Employee secondment charges not fees for technical/professional services for invoking disallowance u/s 40(a)(ia)

In a recent judgment, ITAT Mumbai has held that where the assessee pays secondment charges for the employees, for all practical purposes, the assessee is the employer and the charges paid can not be said fees for technical/professional services for disallowance u/s 40(a)(ia)

Case Law Details:
ITA No. 1945/Mum/2013 Assessment Year: 2009-10
Deputy Commissioner of Income-tax vs. Mahanagar Gas Ltd
Date of Order/Judgment: 15/04/2016

Important Case Laws Covered:
ITAT Bangalore IDS Software Solutions (India) Pvt. Ltd. Vs. ITO (International Taxation) (2009)

Bombay High Court in the case of CIT Vs. Kotak Securities Ltd. in Appeal No. 3111 of 2009

Brief Facts of the Case:
During the assessment year, the assessee had incurred the secondment charges of employees seconded by Gail & British Gas to work with the assessee and had claimed a sum of Rs.193.46 lacs on account of secondment charges under the head personal cost but no TDS has been deducted on the same. The AO treated these payments as technical/professional fee liable to TDS u/s 194J and applying the provisions of section 40(a)(ia) disallowed the secondment charges paid to Gail & British Gas on the ground that no TDS has been deducted on the same. Aggrieved, assessee preferred appeal before CIT(A), who allowed the claim of the assessee.

It is to be noted that for the relevant assessment year section 40(a)(ia) as it stood before amendment by Finance Act (no. 2) of 2014 wef 01/04/2015 only covered , interest, brokerage and commission, rent, royalty, fee for technical/professional services and not the payment of salary.

Contentions of the Assessee:
(a) that employees were not the employees of assessee Mahanagar Gas Ltd. but employees of British Gas and they  worked with assessee only in view of secondment agreement.

(b) that the employers were seconded for limited time, the remuneration payable to these seconded employees were being paid by British Gas or GAIL recoverable from assessee on cost to cost basis.  
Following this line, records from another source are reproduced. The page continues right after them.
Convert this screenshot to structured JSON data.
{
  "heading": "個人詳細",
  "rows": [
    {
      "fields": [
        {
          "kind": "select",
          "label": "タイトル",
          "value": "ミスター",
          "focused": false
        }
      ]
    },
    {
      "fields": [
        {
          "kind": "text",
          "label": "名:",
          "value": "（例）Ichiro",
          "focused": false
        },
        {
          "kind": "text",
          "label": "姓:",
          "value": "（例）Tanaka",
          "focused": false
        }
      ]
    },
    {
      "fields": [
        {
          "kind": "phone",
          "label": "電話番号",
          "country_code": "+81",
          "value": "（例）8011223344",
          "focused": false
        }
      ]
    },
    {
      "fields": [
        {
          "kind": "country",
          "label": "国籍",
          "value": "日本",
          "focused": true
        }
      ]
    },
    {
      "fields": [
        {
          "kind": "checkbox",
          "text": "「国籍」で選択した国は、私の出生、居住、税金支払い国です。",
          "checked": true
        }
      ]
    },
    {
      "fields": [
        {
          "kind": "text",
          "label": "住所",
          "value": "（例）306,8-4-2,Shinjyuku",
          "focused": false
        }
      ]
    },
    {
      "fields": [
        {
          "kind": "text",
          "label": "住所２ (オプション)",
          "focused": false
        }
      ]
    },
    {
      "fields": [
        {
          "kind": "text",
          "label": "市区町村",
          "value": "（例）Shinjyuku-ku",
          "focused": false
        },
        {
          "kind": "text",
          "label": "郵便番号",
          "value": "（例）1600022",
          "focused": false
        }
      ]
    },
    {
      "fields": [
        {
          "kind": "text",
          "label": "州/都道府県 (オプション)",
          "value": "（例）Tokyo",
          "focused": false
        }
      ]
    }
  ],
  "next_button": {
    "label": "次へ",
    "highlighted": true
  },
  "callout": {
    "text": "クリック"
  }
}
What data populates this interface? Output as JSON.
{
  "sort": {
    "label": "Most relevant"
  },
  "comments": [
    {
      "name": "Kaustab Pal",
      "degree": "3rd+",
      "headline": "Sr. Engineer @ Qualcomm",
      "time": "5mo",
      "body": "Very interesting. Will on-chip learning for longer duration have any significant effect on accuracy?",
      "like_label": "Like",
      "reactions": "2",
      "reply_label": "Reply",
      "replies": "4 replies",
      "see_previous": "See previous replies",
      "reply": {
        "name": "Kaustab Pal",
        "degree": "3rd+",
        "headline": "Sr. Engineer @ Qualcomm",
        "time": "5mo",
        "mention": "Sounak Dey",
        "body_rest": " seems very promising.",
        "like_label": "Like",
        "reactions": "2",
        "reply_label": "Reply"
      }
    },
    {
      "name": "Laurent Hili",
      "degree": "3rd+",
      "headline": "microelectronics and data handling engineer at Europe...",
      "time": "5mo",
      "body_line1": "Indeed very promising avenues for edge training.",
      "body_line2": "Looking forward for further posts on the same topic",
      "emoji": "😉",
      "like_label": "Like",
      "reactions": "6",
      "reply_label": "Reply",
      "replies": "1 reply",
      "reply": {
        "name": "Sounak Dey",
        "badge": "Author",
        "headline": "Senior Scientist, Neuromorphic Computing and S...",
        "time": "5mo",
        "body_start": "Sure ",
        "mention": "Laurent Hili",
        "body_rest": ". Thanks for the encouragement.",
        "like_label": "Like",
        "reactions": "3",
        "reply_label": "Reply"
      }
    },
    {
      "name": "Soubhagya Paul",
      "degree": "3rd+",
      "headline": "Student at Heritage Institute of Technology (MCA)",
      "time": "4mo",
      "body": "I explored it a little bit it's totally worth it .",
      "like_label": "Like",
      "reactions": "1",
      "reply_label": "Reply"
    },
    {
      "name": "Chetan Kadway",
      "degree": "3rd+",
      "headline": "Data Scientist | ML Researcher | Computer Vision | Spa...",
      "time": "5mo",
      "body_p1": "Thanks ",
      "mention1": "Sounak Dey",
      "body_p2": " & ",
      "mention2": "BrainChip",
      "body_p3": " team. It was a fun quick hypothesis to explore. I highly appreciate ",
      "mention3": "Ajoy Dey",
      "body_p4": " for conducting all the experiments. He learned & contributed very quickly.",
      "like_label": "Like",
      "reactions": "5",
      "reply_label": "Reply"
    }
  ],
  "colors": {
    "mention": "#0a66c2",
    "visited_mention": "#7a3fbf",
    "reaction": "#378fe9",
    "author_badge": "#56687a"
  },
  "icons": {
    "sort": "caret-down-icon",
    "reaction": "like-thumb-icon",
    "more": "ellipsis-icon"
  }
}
(c) that there was a subsisting employer employee relation between British Gas and expatriate. British Gas was also the person responsible for making payment to expatriate and application for deducting tax at source from salary was on British Gas. 

(d) that British Gas has deducted TDS on these remunerations paid to seconded employees and also deposited in the treasury of the Govt. of India.

(e) that since all taxes have been paid by British Gas and in view of CBDT Circular No. 720 dated 30.08.1995, second time TDS could not be deducted on the same amount.

Important Excerpts from ITAT Judgment:

…… wherein the facts discussed as regards to where the assessee entered into a ‘secondment agreement’ with a US Company and obtained the services of an employee and the question arose whether the reimbursement by the assessee to the US Company of the salary paid by the US Company was chargeable to tax as “fees for technical services” . It was held that though the US Co was the employer in a legal sense but since the services of the employee had been seconded to the assessee and since the assessee was to reimburse the emoluments and it controlled the services of the employee, it was the assessee which for all practical purposes was the employer. Accordingly, the salary reimbursed to the US Co was not chargeable to tax. Though the person deputed by the US Co was a technical person, the consideration paid under the secondment agreement was not “fees for technical services” because the fact that the seconded employee was responsible and subservient to the payer (assessee) and was required to also act as officer or authorized signatory or nominee of the assessee made it inconsistent with an agreement for providing technical services.